It is striking how popular the hobby of growing plants has become in recent years. Instagram is filled with photos of interiors decorated with potted plants (succulents seem to be particularly well liked), new blogs devoted to plant care crop up almost every day, and urban gardening is constantly on the rise. What is the reason behind this increased interest in the domesticated natural world? In his essay “On Lyric Poetry and Society”, Theodor W. Adorno claims that nature becomes sacralized because of the individual’s alienation in a capitalist society, causing him or her to seek a place of escape. What is more, the prestige of nature increases in periods of political disaster, when hopes for a revolutionary societal transformation have been let down. Nature becomes an area in which the alienated individual finds a relief. While it does not eliminate the underlying cause of the poor mental state, contact with flora calms one down.


Yet is such a vision of nature — as a completely depoliticized means of improving our mood, a perfectly functioning consumption object — the only one we have at our disposal? Definitely not! The exhibition “Floraphilia. Revolution of plants” frees the world of plants from the reactionary context of interior design magazines and eco-trends, revealing its emancipatory potential leading to social transformation. The space of CCA Temporary Gallery turns into an anarchist laboratory of the revolution-to-come, which becomes possible through interspecies exchange. Plants decorating our shelves and window sills transform into sources of inspiration for political activity. We are fascinated by their resilience, adaptability and communication skills as well as their indifference to state borders. For instance, the Canadian goldenrod instils in us an element of disobedience, the Japanese rose teaches us to evolve in line with our surroundings, while the calamus turns into a symbol of renewal and purification. Plants are community beings by nature – not individuals forming clear boundaries from one another. Their identity is deeply pluralistic: from roots that are a source of decentralized intelligence to dependency relationships that tie them to other organisms. Does it not seem like a panacea to contemporary individualism? What follows is a questioning of the common understanding of plants as mechanical “things” that react solely to simple stimuli. Plants leave the lowest position in the hierarchy of beings, leading us to a vision of a fundamental continuity between humans and plants, the latter of which – dynamic, breathing and growing – are endowed with intentionality and even memory.

The unique architecture of the exhibition strengthens the ritualistic, communal and scientific themes present in the artworks.

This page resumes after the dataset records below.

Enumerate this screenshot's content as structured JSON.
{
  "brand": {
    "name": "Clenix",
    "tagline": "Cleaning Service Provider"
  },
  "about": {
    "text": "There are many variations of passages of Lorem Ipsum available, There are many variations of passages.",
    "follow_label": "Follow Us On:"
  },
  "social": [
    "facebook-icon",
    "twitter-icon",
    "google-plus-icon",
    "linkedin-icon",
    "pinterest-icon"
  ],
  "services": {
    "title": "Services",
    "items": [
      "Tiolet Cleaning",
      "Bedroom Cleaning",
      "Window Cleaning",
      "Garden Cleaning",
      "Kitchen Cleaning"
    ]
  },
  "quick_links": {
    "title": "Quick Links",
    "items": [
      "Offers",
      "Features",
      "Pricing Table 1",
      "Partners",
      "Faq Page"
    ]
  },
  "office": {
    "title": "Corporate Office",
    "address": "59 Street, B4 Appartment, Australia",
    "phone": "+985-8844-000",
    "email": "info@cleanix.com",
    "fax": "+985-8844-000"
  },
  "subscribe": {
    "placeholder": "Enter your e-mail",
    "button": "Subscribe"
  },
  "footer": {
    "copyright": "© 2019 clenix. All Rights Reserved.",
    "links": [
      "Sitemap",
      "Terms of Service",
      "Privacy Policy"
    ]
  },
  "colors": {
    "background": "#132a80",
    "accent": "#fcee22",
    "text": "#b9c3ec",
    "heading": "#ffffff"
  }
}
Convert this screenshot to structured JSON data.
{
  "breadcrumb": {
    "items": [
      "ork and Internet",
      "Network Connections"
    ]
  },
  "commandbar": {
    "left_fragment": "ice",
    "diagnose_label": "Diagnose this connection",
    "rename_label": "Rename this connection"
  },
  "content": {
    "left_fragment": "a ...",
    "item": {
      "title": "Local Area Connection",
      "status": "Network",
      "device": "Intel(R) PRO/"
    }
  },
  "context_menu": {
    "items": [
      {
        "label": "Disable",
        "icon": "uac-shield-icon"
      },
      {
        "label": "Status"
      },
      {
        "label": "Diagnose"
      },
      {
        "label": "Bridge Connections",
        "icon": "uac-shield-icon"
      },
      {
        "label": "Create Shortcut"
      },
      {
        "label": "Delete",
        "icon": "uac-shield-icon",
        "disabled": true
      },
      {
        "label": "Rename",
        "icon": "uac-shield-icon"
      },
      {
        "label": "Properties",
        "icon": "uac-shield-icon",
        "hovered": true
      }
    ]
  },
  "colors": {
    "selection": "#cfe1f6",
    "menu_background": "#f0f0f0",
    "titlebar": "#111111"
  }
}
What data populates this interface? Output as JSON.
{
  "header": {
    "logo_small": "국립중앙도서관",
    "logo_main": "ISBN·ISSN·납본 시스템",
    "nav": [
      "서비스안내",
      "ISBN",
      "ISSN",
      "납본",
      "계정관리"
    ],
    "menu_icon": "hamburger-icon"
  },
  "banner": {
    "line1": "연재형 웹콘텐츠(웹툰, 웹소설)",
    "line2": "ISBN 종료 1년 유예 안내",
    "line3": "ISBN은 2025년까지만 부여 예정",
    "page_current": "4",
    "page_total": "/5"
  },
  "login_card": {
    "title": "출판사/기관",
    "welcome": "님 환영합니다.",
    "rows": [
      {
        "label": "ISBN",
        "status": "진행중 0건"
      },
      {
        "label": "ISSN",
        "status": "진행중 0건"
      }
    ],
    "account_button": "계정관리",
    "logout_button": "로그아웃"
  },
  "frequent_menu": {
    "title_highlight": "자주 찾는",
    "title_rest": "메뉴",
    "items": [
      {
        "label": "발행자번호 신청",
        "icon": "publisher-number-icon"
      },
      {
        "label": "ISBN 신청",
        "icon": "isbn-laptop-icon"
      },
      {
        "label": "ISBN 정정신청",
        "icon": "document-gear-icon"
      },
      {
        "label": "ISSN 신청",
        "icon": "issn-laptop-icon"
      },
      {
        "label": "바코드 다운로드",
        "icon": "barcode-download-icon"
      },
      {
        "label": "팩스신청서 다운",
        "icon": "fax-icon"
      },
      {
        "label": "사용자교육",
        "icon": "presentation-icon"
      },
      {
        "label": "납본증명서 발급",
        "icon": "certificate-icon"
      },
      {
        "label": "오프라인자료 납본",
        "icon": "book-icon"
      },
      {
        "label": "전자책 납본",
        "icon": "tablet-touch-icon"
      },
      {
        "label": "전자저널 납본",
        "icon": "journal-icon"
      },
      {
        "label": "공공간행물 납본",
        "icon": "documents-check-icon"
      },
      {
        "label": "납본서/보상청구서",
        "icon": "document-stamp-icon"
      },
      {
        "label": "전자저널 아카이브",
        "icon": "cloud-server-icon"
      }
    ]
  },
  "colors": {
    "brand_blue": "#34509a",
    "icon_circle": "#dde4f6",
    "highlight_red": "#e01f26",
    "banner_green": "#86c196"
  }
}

Tables covered with cloths, like altars, emphasize the need to go beyond the instrumentalization of nature based on the disenchantment of reality: selected religious or shamanic beliefs go hand in hand with the discoveries of modern science, showing plants as much more complex organisms than it could seem. Tables and chairs encourage visitors to spend more time in the exhibition space: see the works, read the publications, and talk about them with other visitors. It is an attempt to introduce a different type of temporality into the exhibition space, one that would be closer to the slowly developing world of plants and in opposition to the usual practices of viewing exhibitions. The exhibition space constructed in such a way also brings to mind a meeting place of a mysterious sect, which sees the practices of observing and examining plants as the beginnings of a future revolution. A special edition of the SURPLUS project will also be present: the artist Magda Buczek digs into discourses, lifestyle trends and modern ecologies to fish for new semantic fetishes concerning the world of flora. Her slogans are printed on used garments in a limited edition of ten. 


The exhibition is a spin-off of the project “Floraphilia: On the Interrelations of the Plant World, Botany and Colonialism”, realized in the years 2018-2019 by the Akademie der Künste der Welt (Academy of the Arts of the World) and funded by the German Federal Cultural Foundation. Its goal was to illuminate the social and political aspects of the history of plants, botany and botanical gardens, in particular plants’ co-option throughout colonial history, as well as their economic, feminist and migratory contexts. The project started in 2018 in Cologne with the exhibition “Floraphilia. Plants as Archives” and was followed by the symposium “The botanical garden as a colonial site”. In 2019 it continued in other locations with the involvement of international partner institutions, events took place in Berlin (in collaboration with Savvy Contemporary), Aalst (prepared jointly with CIAP Kunstverein and Netwerk Aalst) and London as part of the Critical Ecologies research stream at Goldsmiths, University of London. The exhibition at Temporary Gallery is a reworked version of the exhibition “Floraphilia. Revolution of plants” that happened at Biennale Warsaw in 2019.

The exhibition is accompanied by a public programme and a publication with poems by Urszula Zajączkowska.